Et ça fait du monde, sous l’océan ! Il y a aujourd’hui environ 258 câbles, qui sont financés par des opérateurs privés. Car, depuis que l’Administration Clinton a privatisé le fameux backbone [racine] d’Internet, ce sont les opérateurs télécoms et des entreprises privées comme Facebook et Google qui financent les câbles et décident de l’infrastructure. Ainsi, Microsoft et Facebook se sont associés avec un opérateur espagnol « classique » et couché un câble, appelé Marea, sur les fonds de l’océan entre Virginia [États-Unis] et Bilbao [Espagne].
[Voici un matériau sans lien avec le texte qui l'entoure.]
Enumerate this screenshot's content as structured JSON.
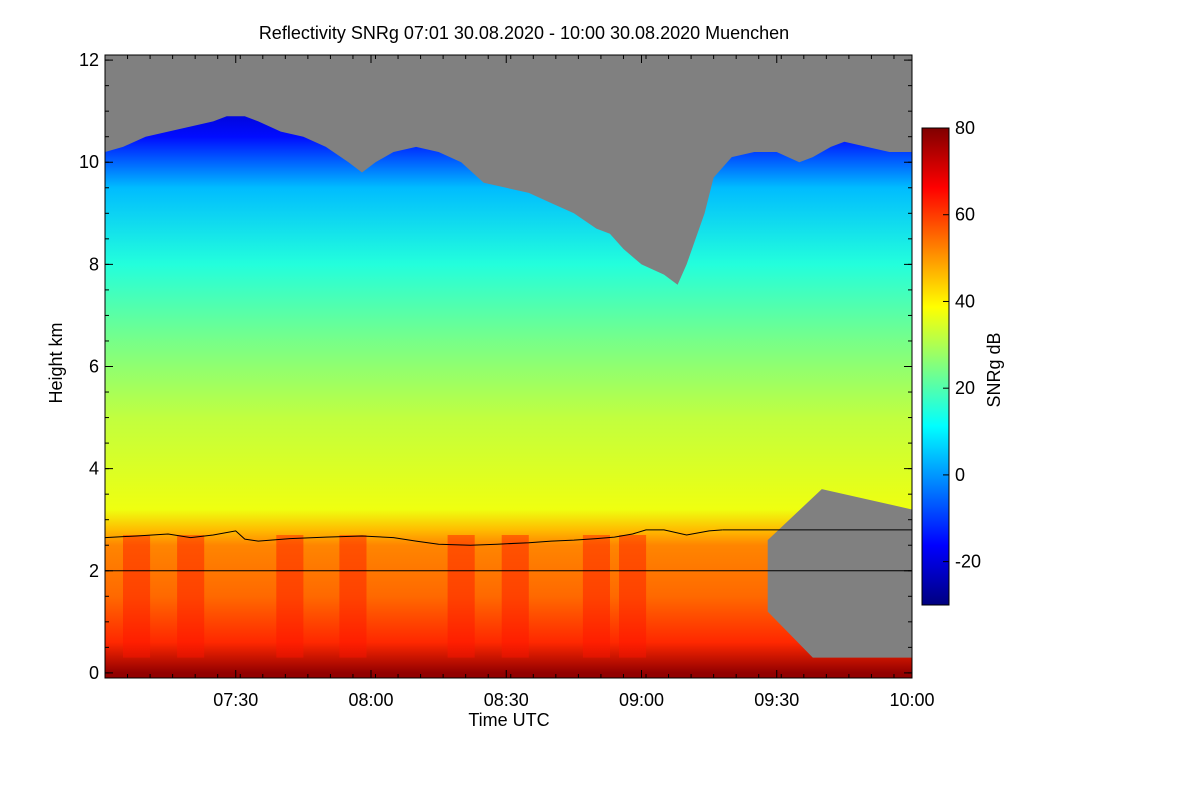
{
  "chart_data": {
    "type": "heatmap",
    "title": "Reflectivity SNRg   07:01 30.08.2020 - 10:00 30.08.2020 Muenchen",
    "xlabel": "Time UTC",
    "ylabel": "Height km",
    "colorbar_label": "SNRg dB",
    "x_domain_minutes": [
      421,
      600
    ],
    "y_domain_km": [
      -0.1,
      12.1
    ],
    "x_ticks": [
      {
        "label": "07:30",
        "minutes": 450
      },
      {
        "label": "08:00",
        "minutes": 480
      },
      {
        "label": "08:30",
        "minutes": 510
      },
      {
        "label": "09:00",
        "minutes": 540
      },
      {
        "label": "09:30",
        "minutes": 570
      },
      {
        "label": "10:00",
        "minutes": 600
      }
    ],
    "y_ticks": [
      0,
      2,
      4,
      6,
      8,
      10,
      12
    ],
    "colorbar_range": [
      -30,
      80
    ],
    "colorbar_ticks": [
      -20,
      0,
      20,
      40,
      60,
      80
    ],
    "colormap": [
      "#00007f",
      "#0000ff",
      "#0080ff",
      "#00ffff",
      "#80ff80",
      "#ffff00",
      "#ff8000",
      "#ff0000",
      "#800000"
    ],
    "no_data_color": "#808080",
    "reference_line_km": 2.0,
    "reference_line2_km": 2.8,
    "echo_top_km": [
      [
        421,
        10.2
      ],
      [
        425,
        10.3
      ],
      [
        430,
        10.5
      ],
      [
        435,
        10.6
      ],
      [
        440,
        10.7
      ],
      [
        445,
        10.8
      ],
      [
        448,
        10.9
      ],
      [
        452,
        10.9
      ],
      [
        455,
        10.8
      ],
      [
        460,
        10.6
      ],
      [
        465,
        10.5
      ],
      [
        470,
        10.3
      ],
      [
        475,
        10.0
      ],
      [
        478,
        9.8
      ],
      [
        481,
        10.0
      ],
      [
        485,
        10.2
      ],
      [
        490,
        10.3
      ],
      [
        495,
        10.2
      ],
      [
        500,
        10.0
      ],
      [
        505,
        9.6
      ],
      [
        510,
        9.5
      ],
      [
        515,
        9.4
      ],
      [
        520,
        9.2
      ],
      [
        525,
        9.0
      ],
      [
        530,
        8.7
      ],
      [
        533,
        8.6
      ],
      [
        536,
        8.3
      ],
      [
        540,
        8.0
      ],
      [
        545,
        7.8
      ],
      [
        548,
        7.6
      ],
      [
        550,
        8.0
      ],
      [
        552,
        8.5
      ],
      [
        554,
        9.0
      ],
      [
        556,
        9.7
      ],
      [
        560,
        10.1
      ],
      [
        565,
        10.2
      ],
      [
        570,
        10.2
      ],
      [
        575,
        10.0
      ],
      [
        578,
        10.1
      ],
      [
        582,
        10.3
      ],
      [
        585,
        10.4
      ],
      [
        590,
        10.3
      ],
      [
        595,
        10.2
      ],
      [
        600,
        10.2
      ]
    ],
    "precip_end_minutes": 568,
    "melting_layer_km": [
      [
        421,
        2.65
      ],
      [
        428,
        2.68
      ],
      [
        435,
        2.72
      ],
      [
        440,
        2.65
      ],
      [
        445,
        2.7
      ],
      [
        450,
        2.78
      ],
      [
        452,
        2.62
      ],
      [
        455,
        2.58
      ],
      [
        462,
        2.63
      ],
      [
        470,
        2.66
      ],
      [
        478,
        2.68
      ],
      [
        485,
        2.65
      ],
      [
        490,
        2.58
      ],
      [
        495,
        2.52
      ],
      [
        502,
        2.5
      ],
      [
        508,
        2.52
      ],
      [
        515,
        2.55
      ],
      [
        520,
        2.58
      ],
      [
        525,
        2.6
      ],
      [
        530,
        2.63
      ],
      [
        534,
        2.66
      ],
      [
        538,
        2.72
      ],
      [
        541,
        2.8
      ],
      [
        545,
        2.8
      ],
      [
        550,
        2.7
      ],
      [
        555,
        2.78
      ],
      [
        558,
        2.8
      ]
    ]
  }
}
Depuis quelques années, cette situation soulève des polémiques autour de la gouvernance du web physique, car Internet est devenu tellement important pour l’économie globale et pour la sécurité qu’il est difficilement envisageable que des forces politico-économiques puissent nuire au réseau.

 

 

 

[1] « While Francfurt’s exchange projected a polished character, AMS-IX seemed to thrive for a thoughtful informality, a philosophy that extended to its offices in a matched pair of historic town houses near the centre of the old city. (…) There was a homeyness to AMS-IX that I hadn’t yet encountered in the Internet. Rather than the network being the realm of conspiracy theories and hidden infrastructure, the exchange embodied a spirit of transparency and individual responsibility. And it turned out, that feeling extended to its physical infrastructure. » dans : Blum, Andrew. Tubes —Behind the Scenes at the Internet. Penguin Books, 2012, p.154.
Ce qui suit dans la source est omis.